No matter how many times these claims were found to be false; no matter how many times neither he nor anyone else, when challenged, failed to offer a single fact to back up Rogers’ claims; he persisted in spreading his lies.  It makes sense for him to become a radio talk show host.  He will now be paid big bucks for lying for a living.  He told the Reliable Sources host that he plans to use his show to interview present and former NSA officials.  So, we will now have these lies amplified through a tag-team of liars.

I think this NSA problem poses a classic First Amendment problem.   The underlying theory of the First Amendment is that public, open discussion is the best insurer of governmental integrity; that dishonest and misleading propaganda will be exposed by the right of others to publicly proclaim the truth.  But -and here is the problem – if the purveyor of the lies can hide behind laws protecting the truth from public disclosure, then the First Amendment does not work.  So, Mike Rogers can become a millionaire by hosting a radio show to trumpet his lies while Edward Snowden is branded as a criminal for disclosing the truth.  I know this is complicated.   Government cannot afford to sanction law-breaking.  But the end result is still troubling to me.








§ 2 Responses to Random Musings on a Saturday Afternoon

  • Sid Eschenbach says:

    Maybe I can help with Beverly… maybe not.

    I was a fugitive from the U.S. justice system for nearly 15 years, during which time I could not and did not communicate with virtually anyone I had known for the first 36 years of my life. It struck me, in one of my many ruminations about that state of affairs over that time, that I was effectively dead: they would probably never hear another word from me, nor I from them. They would never have new news from me, nor I from them. While this situation, from your present point of view, may not hold any equivalence given the absolute finality of the separation that death brings, I can assure you that for me, during all of those 15 years, it was very real and very equivalent. I had lost everyone I loved, hated, or cared nothing about, and while they were not really dead, for all intents and purposes, to my life and theirs, they indeed were.

    So what that left me with, in the total absence of new information between us… was my memories of them… and you’d be surprised (well, maybe not, but I was) how much we continue to learn and grow anew through our memories… all of which taught me that death is effectively equal to just another separation when you lose contact with someone… something we do with great regularity daily and think nothing of. How many people who were important in our lives have we not seen for…. ?

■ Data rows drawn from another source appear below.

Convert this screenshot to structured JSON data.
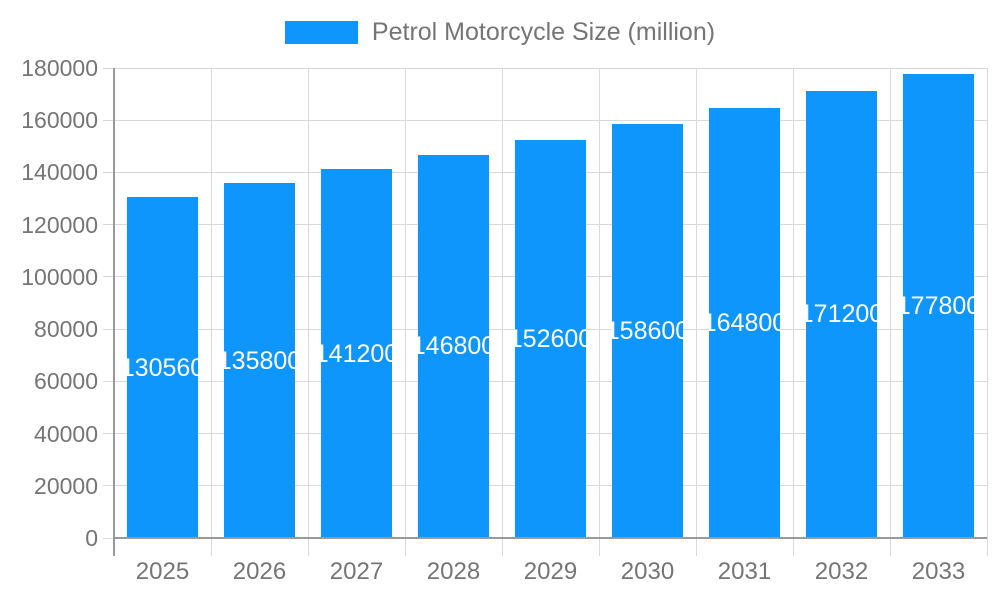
{
  "chart_data": {
    "type": "bar",
    "title": "",
    "legend": "Petrol Motorcycle Size (million)",
    "legend_position": "top-center",
    "categories": [
      "2025",
      "2026",
      "2027",
      "2028",
      "2029",
      "2030",
      "2031",
      "2032",
      "2033"
    ],
    "series": [
      {
        "name": "Petrol Motorcycle Size (million)",
        "values": [
          130560,
          135800,
          141200,
          146800,
          152600,
          158600,
          164800,
          171200,
          177800
        ]
      }
    ],
    "bar_value_labels": [
      "130560",
      "135800",
      "141200",
      "146800",
      "152600",
      "158600",
      "164800",
      "171200",
      "177800"
    ],
    "ylim": [
      0,
      180000
    ],
    "ytick_step": 20000,
    "ytick_labels": [
      "0",
      "20000",
      "40000",
      "60000",
      "80000",
      "100000",
      "120000",
      "140000",
      "160000",
      "180000"
    ],
    "grid": true,
    "colors": {
      "bar": "#0f96fc",
      "bar_value_text": "#ffffff",
      "axis_text": "#757575",
      "legend_text": "#757575",
      "gridline": "#d9d9d9",
      "axis_line": "#999999"
    }
  }
}
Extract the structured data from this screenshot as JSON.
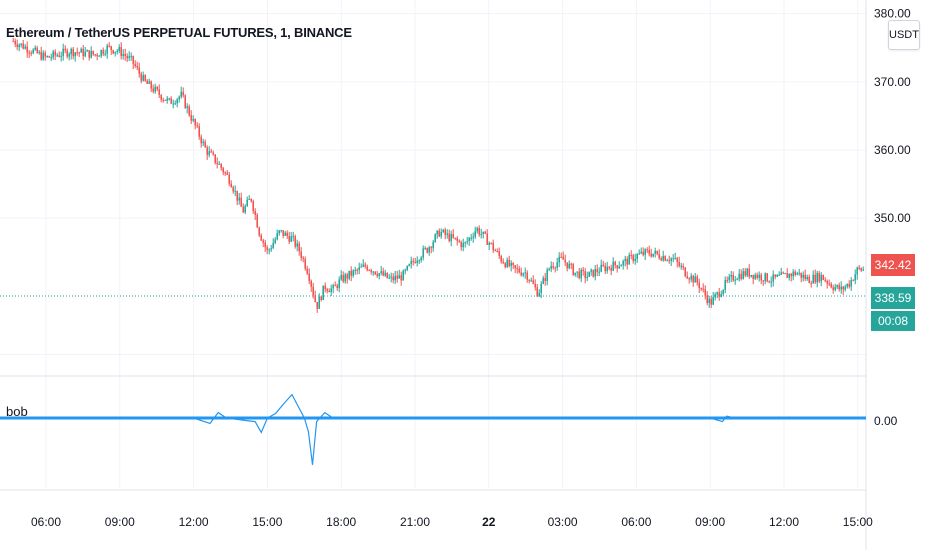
{
  "header": {
    "title": "Ethereum / TetherUS PERPETUAL FUTURES, 1, BINANCE",
    "currency": "USDT"
  },
  "colors": {
    "up": "#26a69a",
    "down": "#ef5350",
    "indicator": "#2196f3",
    "grid": "#f0f3fa",
    "text": "#131722"
  },
  "price_tags": {
    "last_price": "342.42",
    "line_price": "338.59",
    "countdown": "00:08"
  },
  "indicator": {
    "name": "bob",
    "zero_label": "0.00"
  },
  "chart_data": [
    {
      "type": "line",
      "title": "Ethereum / TetherUS PERPETUAL FUTURES, 1, BINANCE",
      "ylabel": "USDT",
      "x": [
        "04:40",
        "06:00",
        "07:00",
        "08:00",
        "08:30",
        "09:00",
        "09:30",
        "10:00",
        "10:30",
        "11:00",
        "11:30",
        "12:00",
        "12:30",
        "13:00",
        "13:30",
        "14:00",
        "14:20",
        "14:40",
        "15:00",
        "15:30",
        "16:00",
        "16:20",
        "16:40",
        "17:00",
        "17:20",
        "17:40",
        "18:00",
        "18:30",
        "19:00",
        "19:30",
        "20:00",
        "20:30",
        "21:00",
        "21:30",
        "22:00",
        "22:30",
        "23:00",
        "23:30",
        "00:00",
        "00:30",
        "01:00",
        "01:30",
        "02:00",
        "02:30",
        "03:00",
        "03:30",
        "04:00",
        "04:30",
        "05:00",
        "05:30",
        "06:00",
        "06:30",
        "07:00",
        "07:30",
        "08:00",
        "08:30",
        "09:00",
        "09:20",
        "09:40",
        "10:00",
        "10:30",
        "11:00",
        "11:30",
        "12:00",
        "12:30",
        "13:00",
        "13:30",
        "14:00",
        "14:20",
        "14:40",
        "15:00",
        "15:15"
      ],
      "values": [
        376.0,
        373.5,
        374.5,
        374.0,
        375.0,
        374.5,
        373.0,
        370.0,
        368.5,
        367.0,
        368.0,
        364.0,
        360.0,
        358.0,
        355.5,
        351.0,
        353.0,
        348.0,
        345.0,
        348.0,
        347.0,
        345.0,
        342.0,
        337.0,
        340.0,
        339.5,
        341.0,
        342.0,
        343.0,
        342.0,
        341.0,
        341.5,
        344.0,
        345.5,
        348.0,
        347.0,
        346.0,
        348.5,
        346.5,
        344.0,
        342.5,
        342.0,
        339.0,
        343.0,
        344.0,
        342.0,
        341.5,
        342.5,
        343.0,
        343.5,
        344.5,
        345.0,
        344.5,
        344.0,
        342.0,
        340.5,
        337.5,
        339.0,
        340.5,
        341.5,
        342.0,
        341.5,
        341.0,
        341.5,
        342.0,
        341.0,
        341.5,
        340.0,
        339.5,
        340.5,
        342.5,
        342.42
      ],
      "ylim": [
        327,
        382
      ],
      "yticks": [
        "380.00",
        "370.00",
        "360.00",
        "350.00"
      ],
      "xticks": [
        "06:00",
        "09:00",
        "12:00",
        "15:00",
        "18:00",
        "21:00",
        "22",
        "03:00",
        "06:00",
        "09:00",
        "12:00",
        "15:00"
      ],
      "last_price": 342.42,
      "horizontal_line": 338.59,
      "grid": true
    },
    {
      "type": "line",
      "title": "bob",
      "x": [
        "04:40",
        "12:00",
        "12:40",
        "13:00",
        "13:20",
        "14:30",
        "14:45",
        "15:00",
        "15:20",
        "15:40",
        "16:00",
        "16:30",
        "16:40",
        "16:50",
        "17:00",
        "17:20",
        "17:40",
        "18:30",
        "21:00",
        "03:00",
        "09:00",
        "09:30",
        "09:40",
        "10:00",
        "12:00",
        "15:00",
        "15:15"
      ],
      "values": [
        0.0,
        0.0,
        -0.6,
        0.6,
        0.0,
        -0.4,
        -1.6,
        0.0,
        0.5,
        1.6,
        2.6,
        0.0,
        -1.5,
        -5.2,
        -0.4,
        0.6,
        0.0,
        0.0,
        0.0,
        0.0,
        0.0,
        -0.4,
        0.2,
        0.0,
        0.0,
        0.0,
        0.0
      ],
      "yticks": [
        "0.00"
      ],
      "grid": true
    }
  ]
}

    That led me with the conclusion that we should either not be so cavalier with our goodbye’s that may become permanent and make greater efforts to stay in touch with those we cherish… or we should lessen the import to the degree possible of treating death as final separation… because it is far from it. These marvelous brains of ours allow us to travel in time freely, to see and feel ‘old’ things anew, and all of those who make us up are with us until we ourselves pass on. Only at that point does death actually end something… that being only for the deceased. For all who live on, life goes on, and we have all our friends, lovers, enemies… all of them… right there where they have always been and will always be… in our minds.

    Possibly small consolation, and I apologize if I trivialize your loss.
    All the best


  • Thomas Laing says:


    I am so sorry for both of you. I wish I had some of what Fred used to call “Magic Words”, but I don’t. All I can do is pray for your solace.